Saturday, July 12, 2014

Social wealth

I first saw the expression "social capital" in Putnam's now-classical book, Bowling Alone.  On the one hand, since I'm someone who has always believed that our duty to our communities trumps our duty to ourselves, I fell in love with (what I thought I understood about) that phrase:  social capital.  We'll only be rich if we're social beings.  This is something I believe.  Deeply.
[On the other hand, I might be a miserable example of social connections:  as I write this, my husband has given me the "gift" of taking my sons away for two days and one night, and I spent much of the time so far entirely by myself.  I prepared materials for my fall courses; I wrote reports for committees I'm on, I did some mathematical research, I even started a few blog posts ---  but I didn't spend any of that time with friends or colleagues.  The last time my husband and children were gone, I did the bare minimum of exercise (25-mile bike ride, all by my lonesome) to give myself even more time for writing and thinking on  my own.  I reverted, incontrovertibly happily, to the introvert side of me.]
When I talk with other people about this social capital  (which I don't do much, because I come off all geeky, and they worry I'm going to use that to segue back over to my beloved Thorstein Veblen's Theory of the Leisure Class which put them to sleep when I tried to tell them that it was riotously funny) . . . okay, let's start that sentence over again.

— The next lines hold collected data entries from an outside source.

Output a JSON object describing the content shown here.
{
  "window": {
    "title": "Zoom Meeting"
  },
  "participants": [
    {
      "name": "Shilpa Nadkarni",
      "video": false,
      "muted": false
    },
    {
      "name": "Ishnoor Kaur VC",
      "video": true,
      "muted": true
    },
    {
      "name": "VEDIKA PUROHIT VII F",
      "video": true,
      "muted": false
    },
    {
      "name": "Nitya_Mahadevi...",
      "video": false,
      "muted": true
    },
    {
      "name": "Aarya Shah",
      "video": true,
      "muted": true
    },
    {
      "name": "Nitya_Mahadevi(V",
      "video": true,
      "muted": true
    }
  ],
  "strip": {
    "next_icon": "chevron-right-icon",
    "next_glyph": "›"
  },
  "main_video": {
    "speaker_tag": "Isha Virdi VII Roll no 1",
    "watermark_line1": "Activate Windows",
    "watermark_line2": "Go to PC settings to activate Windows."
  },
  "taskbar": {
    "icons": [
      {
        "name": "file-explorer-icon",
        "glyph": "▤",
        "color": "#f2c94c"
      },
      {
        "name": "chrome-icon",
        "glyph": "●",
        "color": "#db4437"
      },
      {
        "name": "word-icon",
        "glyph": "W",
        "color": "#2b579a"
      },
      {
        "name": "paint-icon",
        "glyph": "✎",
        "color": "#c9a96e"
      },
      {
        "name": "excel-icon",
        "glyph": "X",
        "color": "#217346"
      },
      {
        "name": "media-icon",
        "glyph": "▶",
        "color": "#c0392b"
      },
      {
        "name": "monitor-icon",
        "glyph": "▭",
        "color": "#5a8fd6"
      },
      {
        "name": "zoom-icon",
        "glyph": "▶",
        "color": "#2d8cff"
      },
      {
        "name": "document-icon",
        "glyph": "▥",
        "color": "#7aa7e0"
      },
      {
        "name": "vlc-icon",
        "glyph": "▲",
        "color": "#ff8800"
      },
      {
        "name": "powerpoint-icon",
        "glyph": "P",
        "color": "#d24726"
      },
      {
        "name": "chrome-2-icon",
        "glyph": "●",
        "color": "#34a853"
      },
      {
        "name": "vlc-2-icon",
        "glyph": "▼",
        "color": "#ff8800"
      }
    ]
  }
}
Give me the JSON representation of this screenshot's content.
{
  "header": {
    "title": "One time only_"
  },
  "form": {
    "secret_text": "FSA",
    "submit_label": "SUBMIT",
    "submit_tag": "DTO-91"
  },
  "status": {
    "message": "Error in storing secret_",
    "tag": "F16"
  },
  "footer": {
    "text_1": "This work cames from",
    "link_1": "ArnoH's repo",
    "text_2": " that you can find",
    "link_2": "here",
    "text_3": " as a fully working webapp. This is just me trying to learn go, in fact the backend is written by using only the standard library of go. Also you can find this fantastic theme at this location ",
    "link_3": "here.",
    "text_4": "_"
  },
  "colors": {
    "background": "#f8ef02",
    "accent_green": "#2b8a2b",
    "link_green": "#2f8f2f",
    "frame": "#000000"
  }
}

When I talk to other people about social capital, we usually end up taking the conversation down one of two paths:
  • In the long run, having strong relationships with friends and family makes us happier; but buying and owning things has little long-term influence on our happiness.
  • Knowing people who know how to do things or who can loan/give you things lets you get things cheaper than if you have to pay for those things yourself.  [Yay for babysitting swaps, and for friends who cut my hair, and for a neighbor who had so much lettuce she begged me to come take some.]
But both of those happy effects are mere consequences of social capital; they're not social capital themselves.  You could say both of those are "social revenue", instead.  To have true social capital, you need capital, which is "wealth in the form of money or other assets . . . available or contributed for a particular purpose such as starting a company or investing".   In our economic system -- called "capitalism" for just this very reason -- companies rely on machinery (capital) to produce new products, and yahoos like me build a retirement portfolio by investing money (capital) in companies.  In the case of social capital, the "wealth in the form of money or other assets" comes in the form of a strong social structure of some kind.

That social structure might be a marriage.  It might be a friendship.  But for a truly diverse social portfolio, we need more.  Marriages end, friends move away, and sometimes we need more than our friends and family can give us.

Here's an example of the "more" I'm talking about.  My daughter needed some way to figure out how to get the last truck-load of stuff out of her dad's garage, so she could clean up the house and sell it.  She mentioned this to a woman at our church, who organized a crew of other church members to swoop down and help. My daughter was a little bit overwhelmed because she didn't know most of those people -- that church network is a social capital that goes beyond friends and family.

Here's an example of what happens when an important social structure disappears.  A friend recently lamented to my husband that since he retired from his job at a nearby college, he's had lots of time to read but nobody to talk with about what he's learning.  It's not that he's lonely; he has friends (who don't happen to read C.S. Lewis' theological writings) and a good marriage.   But he's lacking the network of like-minded bookworms; he is missing that particular piece to his social capital portfolio.

But you can't just go to the mall and order up a church community to surround you.  You can't buy an intellectual conversation on Amazon.  And that's one argument for why we need to think about investing a bit of our own time and our own selves in social structures, just as we invest our money in our savings and retirement accounts.  That's a big part of why I'm not retiring from my job until I'm allowed to legally "retire" instead of "resign".

Because here, in this picture below, is a story of what kinds of riches the investment I'm making in my college community yields.  The picture shows my family.  You'll notice it came out a lot nicer than this blog's usual photos, and that's because I didn't take this photo myself (yes, my camera is yucky).  We were on campus for my college's reunion weekend, mooching the free food and schmoozing with alumni, and the official photographer wandered by.  He's an amazing guy -- not only a great photographer, but a sweetie who knows our family well.  He took this photo and sent it to us, and it's become one of our favorite photos since.  
K-daughter,  N-son, a proud Miser Mom, and J-son.  Thank you, Nick Gould! 
For me, what I love about this picture most is that it's a story of all of these experiences -- of reconnecting with alumni who are a part of my own past, of breaking bread with others, of celebrating academic achievements, of working alongside talented people, of rearing my family.  It's a picture of being connected in so many ways to something so much larger than myself.